Conventional tools for analyzing and extracting the feature content of signals are filters (time content), Fourier transforms (frequency content) and beamforming (spatial content).
Alternative tools to these conventional techniques are able to produce signal analysis results with finer temporal detail and higher spectral and spatial resolution.
This course goes beyond available textbooks and extends these signal analysis tools to higher dimensions and multiple sensor channels.
This course introduces practical implementation of the latest research approaches to time series and spectral analysis.
The course uses a systematic approach based on a signal modelling theme, while focusing on fast computational procedures that make the alternative higher performance analysis techniques feasible to implement in practical applications.
Of special focus are the extensions of fast computational algorithms for high performance signal analysis techniques to multichannel, multi-dimensional, and non-stationary instantaneous time-frequency analysis applications, where there is little published implementation literature.
WHO SHOULD ATTEND
The expected background for students is some fundamental knowledge of Fourier transforms, basic digital signal processing (filters, convolution, Fast Fourier Transform [FFT]), basic matrix mathematical operations (matrix inverse, eigenvectors), and introductory random signals (correlation, spectral density).
Some experience applying time and frequency domain techniques to signals would be helpful.

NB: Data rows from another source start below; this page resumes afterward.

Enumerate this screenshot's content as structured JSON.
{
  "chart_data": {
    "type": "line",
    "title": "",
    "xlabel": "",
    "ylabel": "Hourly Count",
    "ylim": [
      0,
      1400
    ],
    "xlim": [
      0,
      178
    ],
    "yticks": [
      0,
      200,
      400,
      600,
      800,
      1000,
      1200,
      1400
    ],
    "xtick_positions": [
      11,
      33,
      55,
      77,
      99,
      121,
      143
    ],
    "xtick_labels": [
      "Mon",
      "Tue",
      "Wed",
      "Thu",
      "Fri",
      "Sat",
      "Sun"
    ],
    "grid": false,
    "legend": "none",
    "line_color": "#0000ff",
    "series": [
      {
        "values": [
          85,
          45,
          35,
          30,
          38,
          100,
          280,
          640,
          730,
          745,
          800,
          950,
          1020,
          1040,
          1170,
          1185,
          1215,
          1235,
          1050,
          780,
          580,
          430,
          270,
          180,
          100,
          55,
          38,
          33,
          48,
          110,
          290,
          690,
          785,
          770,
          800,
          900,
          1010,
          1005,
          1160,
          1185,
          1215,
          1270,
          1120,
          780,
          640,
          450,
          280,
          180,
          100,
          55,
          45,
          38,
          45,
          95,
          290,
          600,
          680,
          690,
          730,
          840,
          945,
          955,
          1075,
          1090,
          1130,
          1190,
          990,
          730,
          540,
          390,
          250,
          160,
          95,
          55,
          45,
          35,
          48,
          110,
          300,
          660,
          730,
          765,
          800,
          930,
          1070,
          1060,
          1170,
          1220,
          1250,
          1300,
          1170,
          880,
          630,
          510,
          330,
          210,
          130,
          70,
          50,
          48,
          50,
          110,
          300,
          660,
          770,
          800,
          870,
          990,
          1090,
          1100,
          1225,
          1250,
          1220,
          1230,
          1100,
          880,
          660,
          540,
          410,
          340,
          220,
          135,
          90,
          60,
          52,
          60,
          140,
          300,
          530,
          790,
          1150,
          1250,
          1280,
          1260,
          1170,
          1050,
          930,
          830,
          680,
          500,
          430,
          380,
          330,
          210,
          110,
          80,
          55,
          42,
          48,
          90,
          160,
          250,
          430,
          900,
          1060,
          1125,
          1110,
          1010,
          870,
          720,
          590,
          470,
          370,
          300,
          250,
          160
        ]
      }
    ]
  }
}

The daily schedule will be presented before the course start. The main topics will include:
Signal Analysis Tools and Classical Spectral Analysis
Relevant concepts of traditional temporal and frequency domain analysis of signals. We will establish some important concepts for the advanced alternative temporal and frequency (spectral) techniques
- Complex Signal Representations, Analytic Signals
- Issues in Spectral Estimation
- Tutorial Review: Fourier Transform Theory
- Tutorial Review: Random Signal Theory
- Tutorial Review: Matrix Algebra Theory
- Resolution and Time-Bandwidth Uncertainty Principle
- Autocorrelation and Cross Correlation
- Power Spectral Density
- Window Selection
- Periodogram Method
- Blackman-Tukey Method
Parametric and Autoregressive Methods
Many real-life applications are based on autoregressive and linear prediction modelling and estimation. We explore the basis for the high accuracy via a systematic modelling viewpoint, and illustrate the performance with actual data.
- Parametric Time Series Models: Autoregressive (AR)
- Moving Average (MA), and Autoregressive Moving Average (ARMA)
- Parametric Relationships
- Autocorrelation Relationships among Parametric Models (AR)
- Linear Prediction
- Levinson-Durbin Algorithm
- Maximum Entropy Analysis
- Spectral Estimation
- Order Selection
Exponential Frequency Estimation and Minimum Variance Spectra
Performance for finding signal feature extraction is achieved using minimum variance and eigenanalysis approaches, at a computational cost increase. We explore the tradeoffs.
- Prony's Method
- Damped Exponential Parameter Estimation
- Relationship to AR Methods
- Least Squares Prony Algorithms
- Noise Excision by Eigenanalysis/Principal Components Analysis
- Minimum Variance Estimation
- Pisarenko's Technique
- MUSIC and ESPRIT Algorithms
- Estimation of Number of Components
Multi-Channel and Two-Dimensional Spectral Analysis
Some of the techniques are revisited in the form of a multi-channel configuration, being representative of important applications such as array processing or the use of multiple sensors.
- Multi-Channel (MC) Spectral Analysis
- MC Classical Spectral Estimators
- Minimum Variance Spectral Analysis
- Minimum Variance Spectral Algorithm
- Autoregressive and Linear Prediction
- Relationship of Temporal and Spatial Spectral Analysis Techniques
- Spatial and Temporal Reference Beamforming
- Super-Resolution Direction Finding
Time-Frequency Analysis (TFA)
Performance tradeoffs and issues concerning time-varying signal analysis will be summarized
- Time-Recursive AR Estimation,
- Short Time Fourier Transform,
- Linear and Quadratic Time-Frequency Representations,
- Short Time Fourier Transform (STFT),
- Wigner-Ville Distribution,
- 2D Methods of TFA,
- Ambiguity Functions in TFAs